Tal fue la naturaleza aventurera del fútbol japonés en los dos primeros partidos de la Copa Mundial, donde hablar de un plan de 100 años para ser el mejor del mundo parece un poco conservador.
El equipo rápido y técnicamente talentoso de Hajime Moriyasu llamó la atención al remontar dos desventajas para empatar 2-2 con Holanda antes de golear a Túnez 4-0. El siguiente turno esta noche es Suecia.
“¿Hasta dónde puede llegar Japón en este torneo?” se preguntó el comentarista y excentrocampista escocés Charlie Adam mientras Samurai Blue ganaba 2-0 contra el equipo norteafricano. Segundos después, Ao Tanaka del Leeds United cruzó la línea hacia el brillante Ayase Ueda, cuya asistencia, que aseguró el gol decisivo de Junya Ito, fue uno de los momentos más destacados del torneo.
El delantero del Feyenoord, Ueda, máximo goleador de la Eredivisie con 24 goles y una valoración de 70 millones de libras, terminó el partido con su segundo gol de la noche y el cuarto para Japón. La pregunta de Adam se repetía ahora en bares y salones de todo el mundo.
Pep Guardiola también se sumó al coro de aprobación, afirmando que ya no se les podía considerar más débiles. No cuando Moriyasu puede alinear habitualmente a 11 jugadores de las cinco principales ligas de Europa, que han vencido a Brasil, Inglaterra, Alemania y España en los últimos cuatro años.
Sólo la ausencia de los jugadores clave Kaoru Mitoma, Wataru Endo y Takumi Minamino, y el hecho de que podrían enfrentarse a Brasil o Marruecos en el “lado equivocado” del cuadro, pueden moderar las expectativas. Eso y la naturaleza humilde y cautelosa de Japón.

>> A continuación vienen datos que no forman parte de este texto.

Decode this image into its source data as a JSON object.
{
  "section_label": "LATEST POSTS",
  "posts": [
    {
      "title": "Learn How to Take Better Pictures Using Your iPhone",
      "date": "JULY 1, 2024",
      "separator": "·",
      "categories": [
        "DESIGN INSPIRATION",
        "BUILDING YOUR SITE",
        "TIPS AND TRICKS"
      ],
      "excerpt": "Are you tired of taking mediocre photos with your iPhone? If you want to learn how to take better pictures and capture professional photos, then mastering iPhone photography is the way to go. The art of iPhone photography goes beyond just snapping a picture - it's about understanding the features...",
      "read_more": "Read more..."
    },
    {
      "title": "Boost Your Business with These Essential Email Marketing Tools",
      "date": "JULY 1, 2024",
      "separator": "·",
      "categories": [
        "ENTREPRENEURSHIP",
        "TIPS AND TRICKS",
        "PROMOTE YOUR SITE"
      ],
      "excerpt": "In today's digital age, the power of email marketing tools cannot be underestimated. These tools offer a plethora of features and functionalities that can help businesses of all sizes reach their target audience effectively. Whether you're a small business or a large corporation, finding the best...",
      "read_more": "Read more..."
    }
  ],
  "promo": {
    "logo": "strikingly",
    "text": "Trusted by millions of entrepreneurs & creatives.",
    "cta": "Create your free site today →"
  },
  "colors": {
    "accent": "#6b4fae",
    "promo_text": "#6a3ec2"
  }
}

Ayase Ueda (centro), en la foto anotando en la victoria sobre Túnez, es una de las estrellas de la selección japonesa.
Así que volvamos al ‘plan de 100 años’ al que aludió el ex entrenador del Celtic y del Tottenham, Ange Postecoglou, durante sus funciones como experto en ITV después del empate con Holanda.
El australiano dirige al Yokohama F Marinos desde 2018, llevando al equipo al título de la J League en 2019. “Me encantó mi estancia allí, creces como persona cuando experimentas diferentes culturas”, dijo. “Se ven a sí mismos como una nación en desarrollo y tienen un plan claro sobre lo que quieren hacer. Son meticulosos a la hora de implementar una visión de 100 años para su fútbol.
“Pero les digo: ‘Escuchen, no tienen 20 años, tienen 60’, pero son muy metódicos al respecto. Cuando creen realmente que pueden vencer a los mejores países, algún día podrán ganar la Copa del Mundo”.
Existe un error común entre la visión de 100 años de la J League, desarrollada en 1992, y el plan a largo plazo de la JFA para ganar la Copa del Mundo en 2050, formulado en 2005. Ambos en realidad se originan en Japón, lo que contrasta marcadamente con la mayoría de las federaciones… especialmente Túnez, que despidió a su entrenador antes del choque con Japón.
Las piedras angulares de la misión de 1992 incluían compromisos de “crear una instalación deportiva y de césped verde en su ciudad” y “promover el fútbol sala mientras se construye un sistema que permita a las familias y comunidades jugar fácilmente”.
“El enfoque detallado y a largo plazo del fútbol japonés ciertamente ha hecho maravillas en los últimos 30 años, por lo que descartarlo sería increíblemente tonto”, dice Sean Carroll, periodista de fútbol radicado en Tokio y autor de Between the Lines: Navigating the World of Japanese Football.
“Los clubes arraigados en comunidades regionales en lugar de vinculados a empresas ayudaron a crear vínculos, el nivel de juego mejoró y el deporte comenzó a ganar más interés en un país donde el fútbol no era (y todavía no es) el deporte número uno.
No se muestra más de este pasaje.